Risk of impaired cardiac function in patients who received trastuzumab after completion of adjuvant chemotherapy, was associated with a higher total dose of anthracyclines before starting treatment with trastuzumab and with a body mass index> 25 kg / m².

For patients with early stages of breast cancer,who can be assigned neoadjuvant-adjuvant therapy, the use of trastuzumab in conjunction with anthracyclines is recommended only if they have not previously received chemotherapy and only with low-dose regimens of anthracycline therapy (maximum total doxorubicin dose of 180 mg / m² or epirubicin 360 mg / m²).

In patients who received a full course of low-dose anthracyclines and trastuzumab in the neoadjuvant therapy, additional cytotoxic chemotherapy is not recommended after surgical intervention. In all other cases, the decision on the need for additional cytotoxic chemotherapy is taken on the basis of individual factors.

The experience with trastuzumab in conjunction with low-dose regimens for anthracycline therapy is limited to two studies. When trastuzumab was used in conjunction with neoadjuvant chemotherapy, which included three to four cycles of neoadjuvant therapy with anthracyclines (total dose of doxorubicin 180 mg / m² or epirubicin 300 mg / m²), the incidence of symptomatic cardiac dysfunction was low (1.7%).

Clinical experience in patients older than 65 years is limited.

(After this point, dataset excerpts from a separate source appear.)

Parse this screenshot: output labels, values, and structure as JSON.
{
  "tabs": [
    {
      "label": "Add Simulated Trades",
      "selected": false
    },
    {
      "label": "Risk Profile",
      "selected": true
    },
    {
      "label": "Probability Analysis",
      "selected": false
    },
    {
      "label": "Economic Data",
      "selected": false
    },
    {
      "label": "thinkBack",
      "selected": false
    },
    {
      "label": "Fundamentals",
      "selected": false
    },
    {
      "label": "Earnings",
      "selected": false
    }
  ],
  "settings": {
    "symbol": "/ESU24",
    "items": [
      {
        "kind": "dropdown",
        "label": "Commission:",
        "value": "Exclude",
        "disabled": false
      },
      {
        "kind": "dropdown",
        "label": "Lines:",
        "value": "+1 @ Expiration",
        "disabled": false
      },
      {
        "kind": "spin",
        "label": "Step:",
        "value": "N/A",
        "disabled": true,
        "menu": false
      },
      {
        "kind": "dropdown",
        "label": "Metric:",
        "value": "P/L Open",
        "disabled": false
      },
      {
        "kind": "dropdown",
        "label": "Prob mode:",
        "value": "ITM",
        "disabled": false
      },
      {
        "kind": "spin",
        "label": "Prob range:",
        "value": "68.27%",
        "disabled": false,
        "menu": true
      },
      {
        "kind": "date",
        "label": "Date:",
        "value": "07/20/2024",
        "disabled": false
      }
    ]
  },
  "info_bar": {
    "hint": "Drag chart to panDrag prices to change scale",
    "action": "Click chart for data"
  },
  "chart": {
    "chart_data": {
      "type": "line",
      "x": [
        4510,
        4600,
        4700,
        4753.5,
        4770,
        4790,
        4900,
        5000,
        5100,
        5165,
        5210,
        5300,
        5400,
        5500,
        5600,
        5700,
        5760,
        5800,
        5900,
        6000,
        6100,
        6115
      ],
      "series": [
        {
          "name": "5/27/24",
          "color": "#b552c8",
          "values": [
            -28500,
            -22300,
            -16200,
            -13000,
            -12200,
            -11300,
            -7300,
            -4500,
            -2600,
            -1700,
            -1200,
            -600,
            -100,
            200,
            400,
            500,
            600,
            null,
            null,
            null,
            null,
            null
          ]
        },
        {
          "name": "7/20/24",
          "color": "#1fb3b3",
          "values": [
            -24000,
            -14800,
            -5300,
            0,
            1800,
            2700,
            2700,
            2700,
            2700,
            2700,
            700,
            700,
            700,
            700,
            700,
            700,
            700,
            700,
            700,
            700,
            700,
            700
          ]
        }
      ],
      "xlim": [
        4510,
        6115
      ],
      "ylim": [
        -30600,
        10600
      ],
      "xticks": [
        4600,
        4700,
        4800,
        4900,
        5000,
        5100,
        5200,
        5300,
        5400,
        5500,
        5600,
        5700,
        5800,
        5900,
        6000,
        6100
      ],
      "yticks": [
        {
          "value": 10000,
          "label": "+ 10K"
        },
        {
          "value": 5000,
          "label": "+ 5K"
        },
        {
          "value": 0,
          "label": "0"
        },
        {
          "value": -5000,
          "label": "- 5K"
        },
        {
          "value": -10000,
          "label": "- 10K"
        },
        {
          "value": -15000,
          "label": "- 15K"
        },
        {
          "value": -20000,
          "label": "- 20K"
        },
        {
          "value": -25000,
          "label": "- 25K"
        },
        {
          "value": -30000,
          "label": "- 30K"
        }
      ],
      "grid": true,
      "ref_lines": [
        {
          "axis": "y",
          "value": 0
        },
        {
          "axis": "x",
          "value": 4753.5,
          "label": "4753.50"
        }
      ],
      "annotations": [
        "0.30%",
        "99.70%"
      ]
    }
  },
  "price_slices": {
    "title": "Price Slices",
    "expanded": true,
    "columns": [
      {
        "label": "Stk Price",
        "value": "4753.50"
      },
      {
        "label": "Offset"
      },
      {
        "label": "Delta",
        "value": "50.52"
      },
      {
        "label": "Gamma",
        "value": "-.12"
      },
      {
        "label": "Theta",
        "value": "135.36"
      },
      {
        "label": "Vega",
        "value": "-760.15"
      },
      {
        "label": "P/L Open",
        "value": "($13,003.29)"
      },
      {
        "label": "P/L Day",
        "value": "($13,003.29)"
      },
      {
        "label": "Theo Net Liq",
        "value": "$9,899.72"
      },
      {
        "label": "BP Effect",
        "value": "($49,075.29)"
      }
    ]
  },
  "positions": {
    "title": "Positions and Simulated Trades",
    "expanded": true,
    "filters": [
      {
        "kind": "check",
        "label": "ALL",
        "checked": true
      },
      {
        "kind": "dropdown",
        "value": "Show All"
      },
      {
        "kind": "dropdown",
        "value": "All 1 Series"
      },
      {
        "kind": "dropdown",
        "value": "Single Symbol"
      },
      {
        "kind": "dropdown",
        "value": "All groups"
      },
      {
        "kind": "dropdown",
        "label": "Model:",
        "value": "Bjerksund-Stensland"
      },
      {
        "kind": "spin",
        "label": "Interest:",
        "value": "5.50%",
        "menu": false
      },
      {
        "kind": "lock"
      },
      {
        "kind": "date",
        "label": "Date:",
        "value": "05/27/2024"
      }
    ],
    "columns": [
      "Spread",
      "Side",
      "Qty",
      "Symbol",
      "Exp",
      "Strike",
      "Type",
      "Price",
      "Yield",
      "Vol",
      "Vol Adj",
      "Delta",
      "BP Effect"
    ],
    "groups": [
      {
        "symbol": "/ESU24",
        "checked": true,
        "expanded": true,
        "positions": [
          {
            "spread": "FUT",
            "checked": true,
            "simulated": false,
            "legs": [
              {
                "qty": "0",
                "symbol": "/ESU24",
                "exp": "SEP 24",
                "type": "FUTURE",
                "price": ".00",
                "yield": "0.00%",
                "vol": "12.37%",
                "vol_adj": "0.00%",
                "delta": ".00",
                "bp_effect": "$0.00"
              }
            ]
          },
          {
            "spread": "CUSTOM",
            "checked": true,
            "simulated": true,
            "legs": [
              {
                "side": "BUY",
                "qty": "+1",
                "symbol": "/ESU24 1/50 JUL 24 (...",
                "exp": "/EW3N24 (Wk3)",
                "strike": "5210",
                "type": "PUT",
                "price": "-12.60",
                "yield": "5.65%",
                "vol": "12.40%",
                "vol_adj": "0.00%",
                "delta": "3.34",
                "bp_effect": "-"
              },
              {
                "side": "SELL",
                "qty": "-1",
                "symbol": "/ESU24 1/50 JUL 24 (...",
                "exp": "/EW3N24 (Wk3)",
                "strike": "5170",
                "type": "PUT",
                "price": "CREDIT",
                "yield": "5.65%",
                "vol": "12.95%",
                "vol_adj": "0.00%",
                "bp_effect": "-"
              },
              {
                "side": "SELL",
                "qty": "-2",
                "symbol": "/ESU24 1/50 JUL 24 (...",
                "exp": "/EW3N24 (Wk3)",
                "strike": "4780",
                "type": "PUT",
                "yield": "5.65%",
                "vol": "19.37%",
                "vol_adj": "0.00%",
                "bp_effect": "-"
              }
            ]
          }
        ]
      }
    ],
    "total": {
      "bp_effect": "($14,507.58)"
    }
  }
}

Premedication can be used to reduce the risk of reactions to administration.

Despite the fact that serious reactions (including dyspnea, arterial hypotension, wheezing in the lungs, bronchospasm, tachycardia, decreased oxygen saturation of hemoglobin, and respiratory distress syndrome) associated with the administration for trastuzumab in a subcutaneous dosage form have not been reported, caution, since these phenomena were observed when the intravenous drug form of trastuzumab was administered.

It is possible to take analgesics, antipyretics, such as paracetamol, or antihistamines, such as diphenhydramine. Serious reactions associated with intravenous administration of trastuzumab successfully responded to treatment, which consisted of beta-adrenostimulants, glucocorticosteroids, and oxygen inhalation. In rare cases, these reactions were associated with a fatal outcome. The risk of developing lethal reactions associated with the administration is higher in patients with dyspnea at rest caused by metastases to the lungs or concomitant diseases, so such patients should not be treated with trastuzumab.

Caution should be exercised when using trastuzumab in a subcutaneous dosage form, as when using trastuzumab in the dosage form for intravenous administration, severe pulmonary events have been reported in the postgrade period, which have sometimes been fatal. These phenomena can occur both with the administration of the drug and delayed. In addition, cases of interstitial lung disease, including pulmonary infiltrates, acute respiratory distress syndrome, pneumonia, pneumonitis, pleural effusion, acute pulmonary edema and respiratory failure. Risk factors associated with interstitial lung disease, include previously conducted or concomitant therapy with other antitumor drugs that are known to be associated with interstitial lung disease (taxanes, gemcitabine, vinorelbine and radiation therapy). The risk of severe lung reactions is higher in patients with metastatic lung involvement, concomitant diseases accompanied by dyspnea at rest, so such patients should not receive trastuzumab. Care should be taken, especially in patients receiving concomitant taxane therapy, because of the potential for pneumonitis.

Needles and syringes can not be reused. Used needles and syringes are placed in a puncture-proof container (container). Dispose of trastuzumab and consumables in accordance with local regulations.

Studies to study the effect of the drug on the ability to drive a car and work with mechanisms have not been carried out. In case of reactions associated with the administration of the drug, patients should not drive the car or work with the mechanisms until the symptoms are completely resolved.